Sheriff's Auction: If you have not paid the full amount or complied with the demands that were made by your lender, then you will be referred to your lender's attorneys. The amount of time between receiving your demand letter and the actual day your home gets auctioned off varies from state to state. Nonetheless, a date will be set for the auction, and a notice will be taped to your door. The day of the auction is the actual day of foreclosure. The owner of the home has until this day to pay the lender the total amount that is owed or to find a buyer and sell the property himself.

Redemption Period:

Many states have a redemption period. A redemption period is a limited amount of time given to homeowners even after their home has been sold at a foreclosure sale to reclaim their home.

Four possible endings for properties in foreclosure:

  1. The best case scenario in these situations is when the borrower is able to squirrel up the money to pay off the amount that is owed before the home is foreclosed.
  2. Short-sales: The seller may want to avoid mark ups on his or her credit history by choosing to sell his or her own home through a short sale. Banks typically take quite a while to respond, when it comes to short sales. Oftentimes, it takes a long time because there are multiple lenders.
  3. The borrower may also sell the property himself to a third party during the pre-foreclosure period. This way the borrower is able to pay off the loan and avoid having a foreclosure on his or her credit history. Usually, the mortgagor owes more money than the house is worth.
  4. A third-party buyer might purchase your home at a public auction run by the Sheriff at the end of the pre-foreclosure period.
  5. The lender may end up taking possession of the home, usually with the intent of re-selling it on the open market. The lender can take ownership through an agreement with the borrower during pre-foreclosure, through a short sale foreclosure, or by buying back the property at the public auction. Properties repossessed by the lender are known as REO

Investment opportunities during the Foreclosure Process:
Pre-Foreclosure
If you are looking to buy a home that is in the pre-foreclosure stage, you are going to be working with the owner who has defaulted on his or her loan. Remember that when a property enters pre-foreclosure, the borrower has at least 2 months to reinstate the loan by paying off the amount that is owed. The risk in buying a home in pre-foreclosure is that if the homeowner pays off his or her debt at any point before the auction, then the loan is reinstated, and the foreclosure process is stopped. All the leg work you invested towards purchasing the property may end up go to waste. Buyers need to gather updated trustee information of pre-foreclosure properties.

Auction
If the loan is not reinstated by the end of the pre-foreclosure period, potential buyers can bid on the property at a public auction. Even though auctions offer some of the best bargains, and is one of the quickest ways to buy a home, there are some risks involved.

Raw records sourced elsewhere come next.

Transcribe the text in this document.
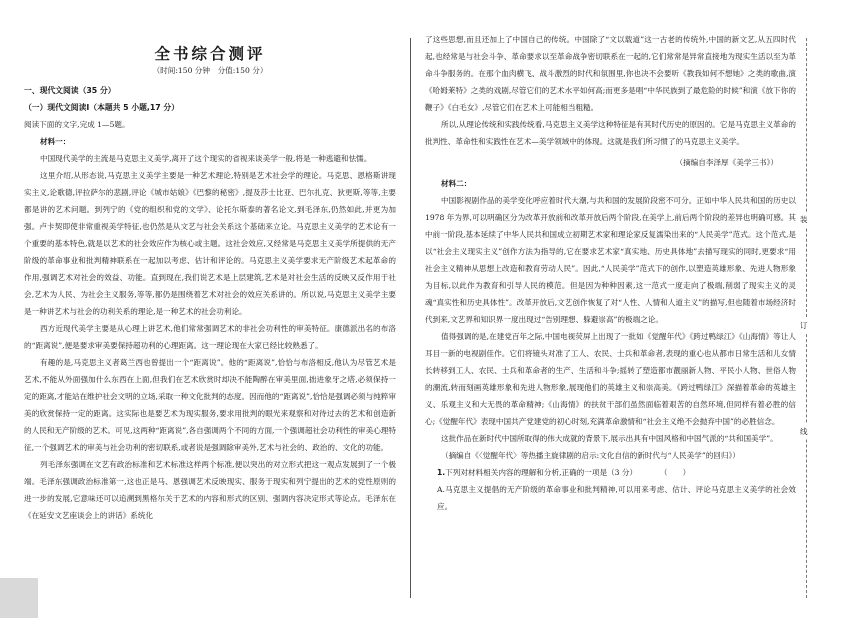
装
订
线
全书综合测评
（时间:150 分钟　分值:150 分）
一、现代文阅读（35 分）
（一）现代文阅读Ⅰ（本题共 5 小题,17 分）

阅读下面的文字,完成 1—5题。

材料一：

中国现代美学的主流是马克思主义美学,离开了这个现实的省视来谈美学一般,将是一种逃避和怯懦。

这里介绍,从形态说,马克思主义美学主要是一种艺术理论,特别是艺术社会学的理论。马克思、恩格斯讲现实主义,论歌德,评拉萨尔的悲剧,评论《城市姑娘》《巴黎的秘密》,提及莎士比亚、巴尔扎克、狄更斯,等等,主要都是讲的艺术问题。到列宁的《党的组织和党的文学》、论托尔斯泰的著名论文,到毛泽东,仍然如此,并更为加强。卢卡契即使非常重视美学特征,也仍然是从文艺与社会关系这个基础来立论。马克思主义美学的艺术论有一个重要的基本特色,就是以艺术的社会效应作为核心或主题。这社会效应,又经常是马克思主义美学所提供的无产阶级的革命事业和批判精神联系在一起加以考虑、估计和评论的。马克思主义美学要求无产阶级艺术起革命的作用,强调艺术对社会的效益、功能。直到现在,我们说艺术是上层建筑,艺术是对社会生活的反映又反作用于社会,艺术为人民、为社会主义服务,等等,都仍是围绕着艺术对社会的效应关系讲的。所以说,马克思主义美学主要是一种讲艺术与社会的功利关系的理论,是一种艺术的社会功利论。

西方近现代美学主要是从心理上讲艺术,他们常常强调艺术的非社会功利性的审美特征。康德派出名的布洛的“距离说”,便是要求审美要保持超功利的心理距离。这一理论现在大家已经比较熟悉了。

有趣的是,马克思主义者葛兰西也曾提出一个“距离说”。他的“距离说”,恰恰与布洛相反,他认为尽管艺术是艺术,不能从外面强加什么东西在上面,但我们在艺术欣赏时却决不能陶醉在审美里面,拙进象牙之塔,必须保持一定的距离,才能站在维护社会文明的立场,采取一种文化批判的态度。因而他的“距离说”,恰恰是强调必须与纯粹审美的欣赏保持一定的距离。这实际也是要艺术为现实服务,要求用批判的眼光来观察和对待过去的艺术和创造新的人民和无产阶级的艺术。可见,这两种“距离说”,各自强调两个不同的方面,一个强调超社会功利性的审美心理特征,一个强调艺术的审美与社会功利的密切联系,或者说是强调除审美外,艺术与社会的、政治的、文化的功能。

列毛泽东强调在文艺有政治标准和艺术标准这样两个标准,便以突出的对立形式把这一观点发展到了一个极端。毛泽东强调政治标准第一,这也正是马、恩强调艺术反映现实、服务于现实和列宁提出的艺术的党性原则的进一步的发展,它意味还可以追溯到黑格尔关于艺术的内容和形式的区别、强调内容决定形式等论点。毛泽东在《在延安文艺座谈会上的讲话》系统化

了这些思想,而且还加上了中国自己的传统。中国除了“文以载道”这一古老的传统外,中国的新文艺,从五四时代起,也经常是与社会斗争、革命要求以至革命战争密切联系在一起的,它们常常是异常直接地为现实生活以至为革命斗争服务的。在那个血肉横飞、战斗激烈的时代和氛围里,你也决不会要听《教我如何不想她》之类的歌曲,演《哈姆莱特》之类的戏剧,尽管它们的艺术水平如何高;而更多是唱“中华民族到了最危险的时候”和演《放下你的鞭子》《白毛女》,尽管它们在艺术上可能相当粗糙。

所以,从理论传统和实践传统看,马克思主义美学这种特征是有其时代历史的原因的。它是马克思主义革命的批判性、革命性和实践性在艺术—美学领域中的体现。这就是我们所习惯了的马克思主义美学。

（摘编自李泽厚《美学三书》）
材料二：

中国影视剧作品的美学变化呼应着时代大潮,与共和国的发展阶段密不可分。正如中华人民共和国的历史以 1978 年为界,可以明确区分为改革开放前和改革开放后两个阶段,在美学上,前后两个阶段的差异也明确可感。其中前一阶段,基本延续了中华人民共和国成立初期艺术家和理论家反复濡染出来的“人民美学”范式。这个范式,是以“社会主义现实主义”创作方法为指导的,它在要求艺术家“真实地、历史具体地”去描写现实的同时,更要求“用社会主义精神从思想上改造和教育劳动人民”。因此,“人民美学”范式下的创作,以塑造英雄形象、先进人物形象为目标,以此作为教育和引导人民的模范。但是因为种种因素,这一范式一度走向了极端,削弱了现实主义的灵魂“真实性和历史具体性”。改革开放后,文艺创作恢复了对“人性、人情和人道主义”的描写,但也随着市场经济时代到来,文艺界和知识界一度出现过“告别理想、躲避崇高”的极端之论。

值得强调的是,在建党百年之际,中国电视荧屏上出现了一批如《觉醒年代》《跨过鸭绿江》《山海情》等让人耳目一新的电视剧佳作。它们将镜头对准了工人、农民、士兵和革命者,表现的重心也从都市日常生活和儿女情长转移到工人、农民、士兵和革命者的生产、生活和斗争;摇转了塑造都市靓丽新人物、平民小人物、世俗人物的潮流,转而刻画英雄形象和先进人物形象,展现他们的英雄主义和崇高美。《跨过鸭绿江》深描着革命的英雄主义、乐观主义和大无畏的革命精神;《山海情》的扶贫干部们虽然面临着艰苦的自然环境,但同样有着必胜的信心;《觉醒年代》表现中国共产党建党的初心时刻,充满革命激情和“社会主义绝不会抛弃中国”的必胜信念。

这批作品在新时代中国所取得的伟大成就的背景下,展示出具有中国风格和中国气派的“共和国美学”。

（摘编自《〈觉醒年代〉等热播主旋律剧的启示:文化自信的新时代与“人民美学”的回归》）

1.下列对材料相关内容的理解和分析,正确的一项是（3 分）　　　　（　　）

A.马克思主义提倡的无产阶级的革命事业和批判精神,可以用来考虑、估计、评论马克思主义美学的社会效应。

The risks in buying a home at an auction is that there is not that much time to research the title and condition of the property before you purchase it. You pay in cash the full amount of the home at the auction, and you buy the home as is. You don't have weeks to hire home inspectors. Some states offer a redemption period for homeowners/borrowers to reclaim their homes even after the home has already been sold at an auction. When looking to invest in foreclosures, it is critical for homebuyers to be familiar with the state and local laws concerning the matter.

Bank-owned or Government-owned (REO)
Purchasing a bank owned property is the most popular choice among those who specialize in investing in the foreclosure market. This is probably because REO properties come with the least amount of risks. REOs are in the last stage of the entire foreclosure process, and the bank is the sole owner of the property. Liens and claims on the home have been removed, and the title has been cleared.